The fact that the Gaddafi regime has survived more than 10,000 NATO air strikes, some of which have targeted him personally, must also be encouraging. His forces have adapted to NATO’s air superiority and have not broken. They hide themselves effectively from air attack, using camouflage, civilian areas and protected historical sites as well as civilian vehicles for transportation of fighters and supplies. NATO’s failure to break Gaddafi’s forces has been compared to the Israeli air force’s overestimation of its ability to take out Hezbollah in their 2006 war.
But while the air campaign has not caused his defeat, Gaddafi knows NATO will not allow him to win. When his tanks were about to seize the rebel stronghold of Benghazi last March, for example, NATO began its bombing campaign, forcing his retreat. Gaddafi also had to pull his soldiers out of rebel-held Misrata just as they were about to overrun the port city. NATO said it would land ground troops if Misrata fell, and the Libyan leader, aware his army is no match for NATO ground forces, withdrew.
Since he knows he cannot win this war, Gaddafi has been fighting for a stalemate and has been successful so far. Despite unrelenting NATO air support, rebel forces still have not been able to advance past Brega in the east or far from Misrata in the west to start the Battle for Tripoli. Whenever they do, they are met by well-disciplined, foreign-trained Gaddafi troops, organized into regular units, who drive them back from prepared positions. Several thousand foreign trainers, especially from Belarus, were present in Libya when the conflict began and are reported to have remained to help Gaddafi’s army and may be assisting in combat operations.
Ironically, the current battlefield stalemate was caused by the NATO air campaign, the very weapon it was believed would drive Gaddafi from power. NATO warplanes may have prevented the Libyan leader’s forces from defeating the rebels, but they have not been able to gain victory for the weaker anti-Gaddafi forces. General Carter Ham, head of US Africa Command, predicted the stalemate after the air campaign began as well as the fact the rebels most likely would not be able to capture Tripoli. The other NATO air tactic to end the war, targeted bombings to kill Gaddafi, has also failed – so far.
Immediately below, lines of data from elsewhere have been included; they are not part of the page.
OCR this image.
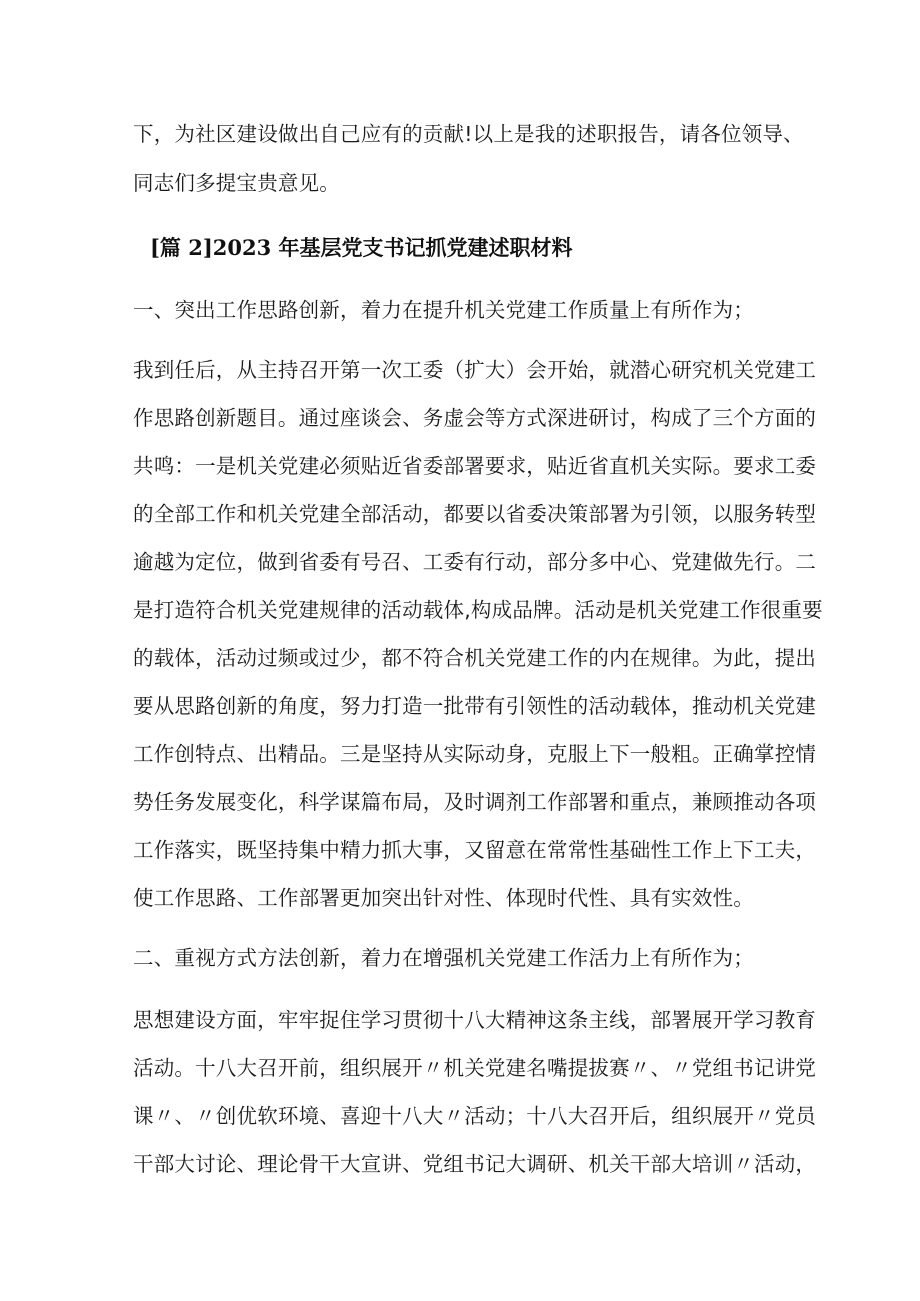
下，为社区建设做出自己应有的贡献!以上是我的述职报告，请各位领导、
同志们多提宝贵意见。
[篇 2]2023 年基层党支书记抓党建述职材料
一、突出工作思路创新，着力在提升机关党建工作质量上有所作为；
我到任后，从主持召开第一次工委（扩大）会开始，就潜心研究机关党建工
作思路创新题目。通过座谈会、务虚会等方式深进研讨，构成了三个方面的
共鸣：一是机关党建必须贴近省委部署要求，贴近省直机关实际。要求工委
的全部工作和机关党建全部活动，都要以省委决策部署为引领，以服务转型
逾越为定位，做到省委有号召、工委有行动，部分多中心、党建做先行。二
是打造符合机关党建规律的活动载体,构成品牌。活动是机关党建工作很重要
的载体，活动过频或过少，都不符合机关党建工作的内在规律。为此，提出
要从思路创新的角度，努力打造一批带有引领性的活动载体，推动机关党建
工作创特点、出精品。三是坚持从实际动身，克服上下一般粗。正确掌控情
势任务发展变化，科学谋篇布局，及时调剂工作部署和重点，兼顾推动各项
工作落实，既坚持集中精力抓大事，又留意在常常性基础性工作上下工夫，
使工作思路、工作部署更加突出针对性、体现时代性、具有实效性。
二、重视方式方法创新，着力在增强机关党建工作活力上有所作为；
思想建设方面，牢牢捉住学习贯彻十八大精神这条主线，部署展开学习教育
活动。十八大召开前，组织展开〃机关党建名嘴提拔赛〃、〃党组书记讲党
课〃、〃创优软环境、喜迎十八大〃活动；十八大召开后，组织展开〃党员
干部大讨论、理论骨干大宣讲、党组书记大调研、机关干部大培训〃活动，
If Gaddafi and his army can survive the next three months while the military and political strain on the NATO alliance deepens, the world may see a political settlement with the Libyan leader emerging as the leader of a western Libyan political entity. A stalemate would probably see a two-state solution develop in the former Libya like that which occurred between the Czech Republic and Slovakia after the fall of communism or between North and South Sudan after their civil war. Western Libya, with Benghazi as its capital, would be the other state.
In his Friday speech, Gates said it was “not too late for Europe to get its defense institutions and security relationships on track.” But some Western European countries regard their militaries simply as make-work projects and job-creation schemes and not as serious fighting forces. So even if the Libyan mission does not end in a humiliating failure, the trend in European military decline will be difficult, if not impossible, to reverse, since the same lack of will and moral rot that caused this problem in the first place will still be present. And with this decline, the pressure on the United States to take over more of the NATO alliance’s burden will inevitably increase.